Primeiro requisito: um título claro o bastante para ser descumprido

Multa pressupõe ordem precisa. Se a decisão diz apenas que haverá convivência em fins de semana alternados, sem indicar horário de início e término, local de entrega e quem busca a criança, o descumprimento fica difícil de demonstrar e o pedido tende a ser rejeitado por falta de liquidez.

Antes de pedir a astreinte, portanto, verifique o que exatamente está escrito no acordo homologado ou na sentença. Se o texto for genérico, o passo anterior é requerer sua especificação — o que costuma ser mais rápido do que discutir multa sobre uma obrigação indefinida.

Feriados prolongados, aniversários e férias escolares só geram dever exigível se estiverem contemplados no título.

Onde a multa nasce: arts. 536 e 537 do Código de Processo Civil

Regime de convivência é obrigação de fazer, e o cumprimento desse tipo de obrigação está no art. 536: para efetivar a tutela específica, o juiz determina as medidas necessárias à satisfação do exequente, de ofício ou a requerimento. Entre essas medidas, o § 1º menciona expressamente a imposição de multa, além da busca e apreensão e da requisição de auxílio de força policial.

O art. 537 completa o regime. A multa independe de requerimento da parte, pode ser aplicada na fase de conhecimento, em tutela provisória, na sentença ou já na execução, desde que suficiente e compatível com a obrigação e acompanhada de prazo razoável para cumprimento. Pelo § 2º, o valor reverte ao exequente.

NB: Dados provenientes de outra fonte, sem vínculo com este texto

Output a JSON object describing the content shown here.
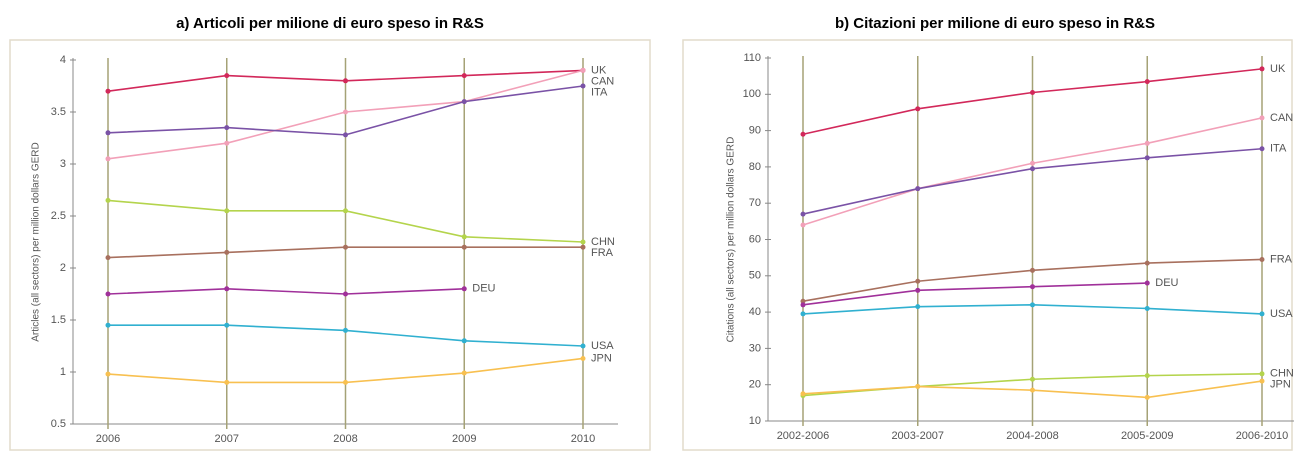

Duas válvulas de escape merecem atenção. O § 1º autoriza o juízo a modificar valor e periodicidade, ou até excluir a multa vincenda, se ela se tornou insuficiente ou excessiva, ou se houve cumprimento parcial superveniente ou justa causa para o descumprimento. E o § 3º condiciona o levantamento do valor ao trânsito em julgado da sentença favorável, salvo na pendência de agravo nas hipóteses que indica — ou seja, a multa não vira dinheiro imediato no bolso de ninguém.

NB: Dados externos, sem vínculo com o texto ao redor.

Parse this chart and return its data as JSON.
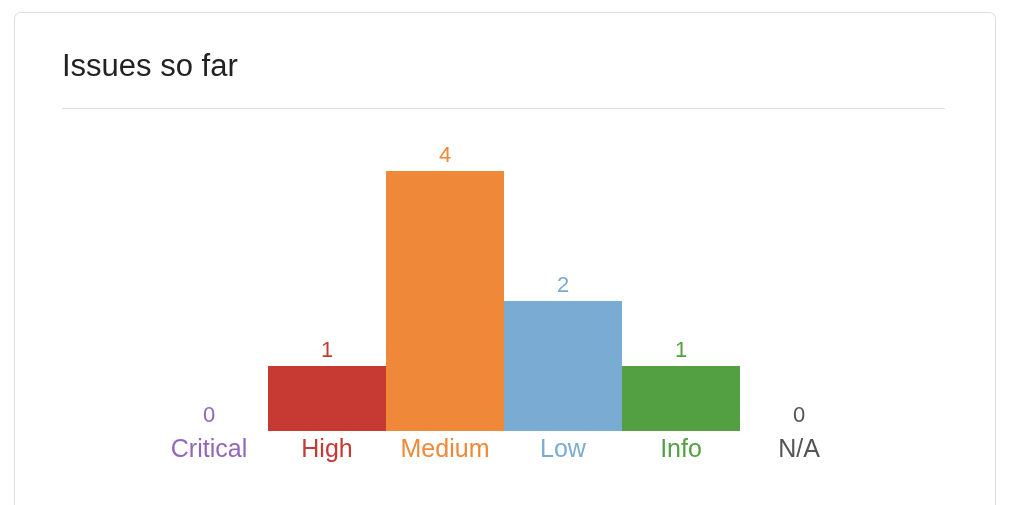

Como formular o requerimento

O pedido é feito nos próprios autos em que a convivência foi fixada, sem necessidade de ação nova. Uma sequência que funciona:

1. Reúna o histórico datado. Mensagens com data e horário, registros de entrada e saída em portaria, comprovantes de viagem feita à toa, declarações escolares e depoimentos de quem acompanhou as tentativas. 2. Descreva os episódios em ordem cronológica, com datas exatas, indicando o que o título determinava e o que efetivamente ocorreu. 3. Peça a intimação do outro genitor para cumprir sob pena de multa, indicando valor e periodicidade sugeridos e justificando a proporção diante da capacidade econômica dele. 4. Requeira, em pedido subsidiário, as demais medidas do art. 536, § 1º, para o caso de a multa se revelar insuficiente. 5. Anexe proposta concreta de calendário para os próximos meses, o que demonstra boa-fé e facilita a solução consensual.

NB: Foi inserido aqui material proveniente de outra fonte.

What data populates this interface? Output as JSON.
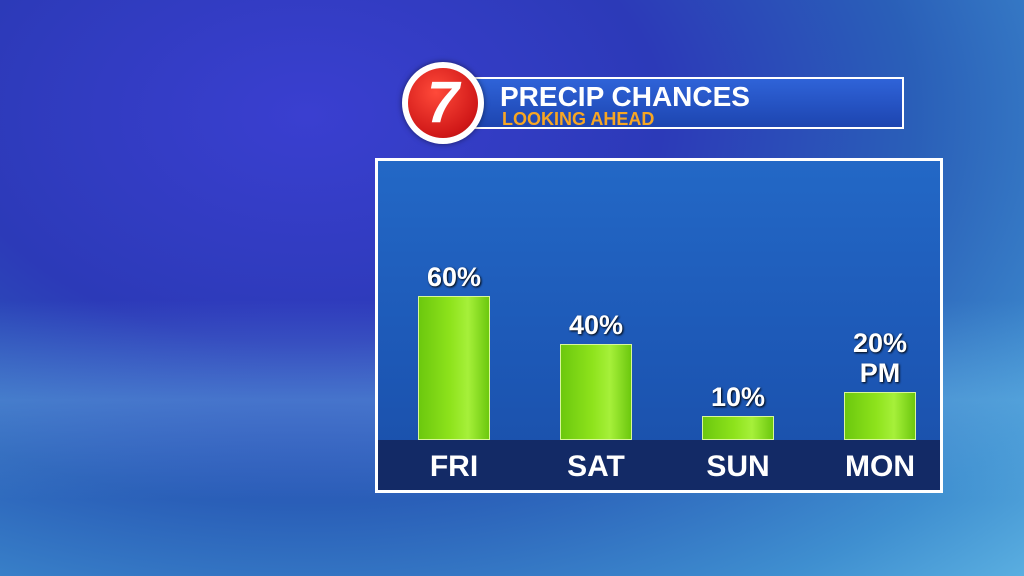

A redação desse requerimento é decisiva para que ele seja acolhido, e advogados particulares recebem por meios digitais o histórico de mensagens e o calendário descumprido para montar a peça.

A via da Lei 12.318/2010 e por que ela é mais ampla

Quando o descumprimento é reiterado e sistemático, existe caminho paralelo. O art. 6º da Lei 12.318/2010 autoriza o juiz, diante de atos típicos de alienação parental ou de qualquer conduta que dificulte a convivência com o genitor, a aplicar medidas cumulativamente: declarar a ocorrência e advertir, ampliar o regime de convivência em favor do genitor prejudicado, estipular multa, determinar acompanhamento psicológico ou biopsicossocial, alterar a guarda ou fixar cautelarmente o domicílio da criança.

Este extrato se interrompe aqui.